# Placement of IR emitter



## jaselzer (Sep 10, 2018)

Hi all, just installed my Edge this evening and I am having difficulty finding where to attach my IR emitter to on the Edge. I cannot seem to find the IR eye on the Edge. Can anyone point me to the correct location to adhere it to on the Edge please? I have a Crestron remote that uses IR for control.

Thanks, John


----------



## CarloDel (Apr 1, 2016)

jaselzer said:


> Hi all, just installed my Edge this evening and I am having difficulty finding where to attach my IR emitter to on the Edge. I cannot seem to find the IR eye on the Edge. Can anyone point me to the correct location to adhere it to on the Edge please?

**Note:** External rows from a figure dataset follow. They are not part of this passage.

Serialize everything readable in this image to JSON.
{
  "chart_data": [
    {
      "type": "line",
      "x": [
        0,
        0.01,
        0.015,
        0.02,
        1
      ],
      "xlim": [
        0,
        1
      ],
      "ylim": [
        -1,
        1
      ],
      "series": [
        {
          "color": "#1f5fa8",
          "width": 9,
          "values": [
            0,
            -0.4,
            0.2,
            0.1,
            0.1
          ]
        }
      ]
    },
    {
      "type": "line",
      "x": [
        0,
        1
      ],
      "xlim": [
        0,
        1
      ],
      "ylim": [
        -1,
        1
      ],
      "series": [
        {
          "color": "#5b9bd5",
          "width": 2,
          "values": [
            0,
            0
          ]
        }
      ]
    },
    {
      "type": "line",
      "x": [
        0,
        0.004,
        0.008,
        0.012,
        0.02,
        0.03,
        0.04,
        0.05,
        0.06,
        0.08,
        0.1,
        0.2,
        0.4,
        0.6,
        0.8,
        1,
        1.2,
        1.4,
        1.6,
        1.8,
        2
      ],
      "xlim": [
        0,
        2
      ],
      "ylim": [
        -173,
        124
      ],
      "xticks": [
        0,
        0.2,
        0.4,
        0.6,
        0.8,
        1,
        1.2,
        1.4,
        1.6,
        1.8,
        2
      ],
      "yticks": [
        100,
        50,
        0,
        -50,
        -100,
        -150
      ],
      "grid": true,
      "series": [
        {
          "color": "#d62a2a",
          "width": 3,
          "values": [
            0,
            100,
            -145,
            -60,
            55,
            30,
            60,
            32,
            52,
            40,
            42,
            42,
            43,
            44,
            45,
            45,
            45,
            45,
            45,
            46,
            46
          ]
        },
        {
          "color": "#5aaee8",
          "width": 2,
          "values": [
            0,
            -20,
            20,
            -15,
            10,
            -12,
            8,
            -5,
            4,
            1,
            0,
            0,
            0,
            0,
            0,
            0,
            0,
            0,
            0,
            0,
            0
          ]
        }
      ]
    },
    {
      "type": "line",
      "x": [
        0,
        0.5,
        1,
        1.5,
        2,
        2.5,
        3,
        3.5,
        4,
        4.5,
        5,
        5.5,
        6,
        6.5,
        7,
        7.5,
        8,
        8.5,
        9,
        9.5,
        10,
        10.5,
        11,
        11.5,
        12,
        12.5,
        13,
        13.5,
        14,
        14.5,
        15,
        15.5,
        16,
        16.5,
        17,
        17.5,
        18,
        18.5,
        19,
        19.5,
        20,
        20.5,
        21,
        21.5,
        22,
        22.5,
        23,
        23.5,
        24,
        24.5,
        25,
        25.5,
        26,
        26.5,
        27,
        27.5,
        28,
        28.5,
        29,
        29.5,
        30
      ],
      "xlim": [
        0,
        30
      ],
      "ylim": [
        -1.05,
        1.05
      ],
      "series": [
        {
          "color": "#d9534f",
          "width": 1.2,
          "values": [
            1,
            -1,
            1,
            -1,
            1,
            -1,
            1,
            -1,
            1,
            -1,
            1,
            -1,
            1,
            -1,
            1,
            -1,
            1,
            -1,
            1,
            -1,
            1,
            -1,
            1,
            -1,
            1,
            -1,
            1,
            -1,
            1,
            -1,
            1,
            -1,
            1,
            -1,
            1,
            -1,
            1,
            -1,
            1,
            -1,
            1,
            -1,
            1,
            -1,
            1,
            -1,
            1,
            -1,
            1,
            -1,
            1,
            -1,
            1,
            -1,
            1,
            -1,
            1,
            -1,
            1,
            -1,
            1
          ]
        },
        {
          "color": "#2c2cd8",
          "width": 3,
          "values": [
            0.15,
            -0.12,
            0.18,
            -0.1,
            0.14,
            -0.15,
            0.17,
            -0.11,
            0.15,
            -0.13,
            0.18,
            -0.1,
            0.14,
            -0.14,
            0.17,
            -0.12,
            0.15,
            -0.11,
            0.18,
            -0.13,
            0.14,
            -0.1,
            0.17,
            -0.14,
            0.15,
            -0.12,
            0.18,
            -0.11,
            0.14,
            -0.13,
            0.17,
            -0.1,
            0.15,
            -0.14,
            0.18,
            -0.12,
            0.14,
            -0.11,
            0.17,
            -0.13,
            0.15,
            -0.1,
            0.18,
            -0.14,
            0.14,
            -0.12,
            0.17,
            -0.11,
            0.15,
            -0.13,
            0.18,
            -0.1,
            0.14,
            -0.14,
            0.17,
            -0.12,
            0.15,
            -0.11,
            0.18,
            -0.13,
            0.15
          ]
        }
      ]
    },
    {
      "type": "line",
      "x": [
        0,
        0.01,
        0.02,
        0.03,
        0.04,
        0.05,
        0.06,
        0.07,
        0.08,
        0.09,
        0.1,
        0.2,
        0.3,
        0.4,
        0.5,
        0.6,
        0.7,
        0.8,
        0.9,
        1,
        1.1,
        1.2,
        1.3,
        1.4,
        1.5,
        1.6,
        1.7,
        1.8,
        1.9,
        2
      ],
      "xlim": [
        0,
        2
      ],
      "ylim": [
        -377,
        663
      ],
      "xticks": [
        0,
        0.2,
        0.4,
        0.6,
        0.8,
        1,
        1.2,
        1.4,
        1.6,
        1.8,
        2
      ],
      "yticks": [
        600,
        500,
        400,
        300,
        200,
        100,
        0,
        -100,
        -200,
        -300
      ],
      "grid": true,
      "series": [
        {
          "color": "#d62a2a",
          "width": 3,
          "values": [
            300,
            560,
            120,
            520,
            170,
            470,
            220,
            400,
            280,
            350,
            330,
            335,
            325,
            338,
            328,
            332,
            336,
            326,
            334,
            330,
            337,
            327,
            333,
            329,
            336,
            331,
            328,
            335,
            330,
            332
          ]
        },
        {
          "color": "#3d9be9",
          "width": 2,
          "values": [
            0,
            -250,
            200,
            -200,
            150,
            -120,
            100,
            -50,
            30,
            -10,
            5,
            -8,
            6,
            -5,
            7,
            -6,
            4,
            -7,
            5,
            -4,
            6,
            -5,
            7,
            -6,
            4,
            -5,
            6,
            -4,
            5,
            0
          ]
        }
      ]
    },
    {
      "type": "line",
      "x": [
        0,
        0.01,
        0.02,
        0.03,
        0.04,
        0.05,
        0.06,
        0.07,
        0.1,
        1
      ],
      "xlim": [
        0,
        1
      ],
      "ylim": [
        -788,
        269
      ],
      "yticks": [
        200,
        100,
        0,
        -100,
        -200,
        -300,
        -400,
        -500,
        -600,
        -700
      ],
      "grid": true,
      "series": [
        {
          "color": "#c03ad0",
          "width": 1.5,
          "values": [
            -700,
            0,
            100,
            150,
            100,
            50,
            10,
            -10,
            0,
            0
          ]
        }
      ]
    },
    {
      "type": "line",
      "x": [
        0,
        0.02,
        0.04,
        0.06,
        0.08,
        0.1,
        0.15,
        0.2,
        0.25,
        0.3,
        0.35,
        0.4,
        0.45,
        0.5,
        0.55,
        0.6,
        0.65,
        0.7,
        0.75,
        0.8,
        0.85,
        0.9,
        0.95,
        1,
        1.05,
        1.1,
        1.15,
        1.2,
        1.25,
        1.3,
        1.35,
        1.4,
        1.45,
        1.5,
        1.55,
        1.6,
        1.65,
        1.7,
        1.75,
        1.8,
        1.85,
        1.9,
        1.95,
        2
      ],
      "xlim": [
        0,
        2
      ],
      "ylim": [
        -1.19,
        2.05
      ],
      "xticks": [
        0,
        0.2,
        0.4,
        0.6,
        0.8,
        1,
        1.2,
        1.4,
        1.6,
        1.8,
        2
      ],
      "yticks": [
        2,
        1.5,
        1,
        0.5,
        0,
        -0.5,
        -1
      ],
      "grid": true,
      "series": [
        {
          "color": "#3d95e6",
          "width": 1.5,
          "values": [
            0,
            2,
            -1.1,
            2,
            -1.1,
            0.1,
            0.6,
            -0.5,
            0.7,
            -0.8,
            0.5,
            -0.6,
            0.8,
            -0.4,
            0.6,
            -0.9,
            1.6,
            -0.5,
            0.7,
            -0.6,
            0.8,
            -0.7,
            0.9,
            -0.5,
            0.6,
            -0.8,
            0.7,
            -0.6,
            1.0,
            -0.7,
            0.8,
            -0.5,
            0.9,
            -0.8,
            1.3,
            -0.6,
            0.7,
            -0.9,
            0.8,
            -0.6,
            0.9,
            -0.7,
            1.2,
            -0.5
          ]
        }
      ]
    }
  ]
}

I have a Crestron remote that uses IR for control.
> 
> Thanks, John


HI

I was able to locate the IR location for me that works OK, it is about three inches from the front bottom right of the case, if you measure from the right corner to the left 3 inches ??

Hope this helps


----------



## jaselzer (Sep 10, 2018)

on the bottom square or the top square. And thanks for answering!


----------



## CarloDel (Apr 1, 2016)

jaselzer said:


> on the bottom square or the top square. And thanks for answering!


On the bottom square


----------



## jaselzer (Sep 10, 2018)

Thanks


----------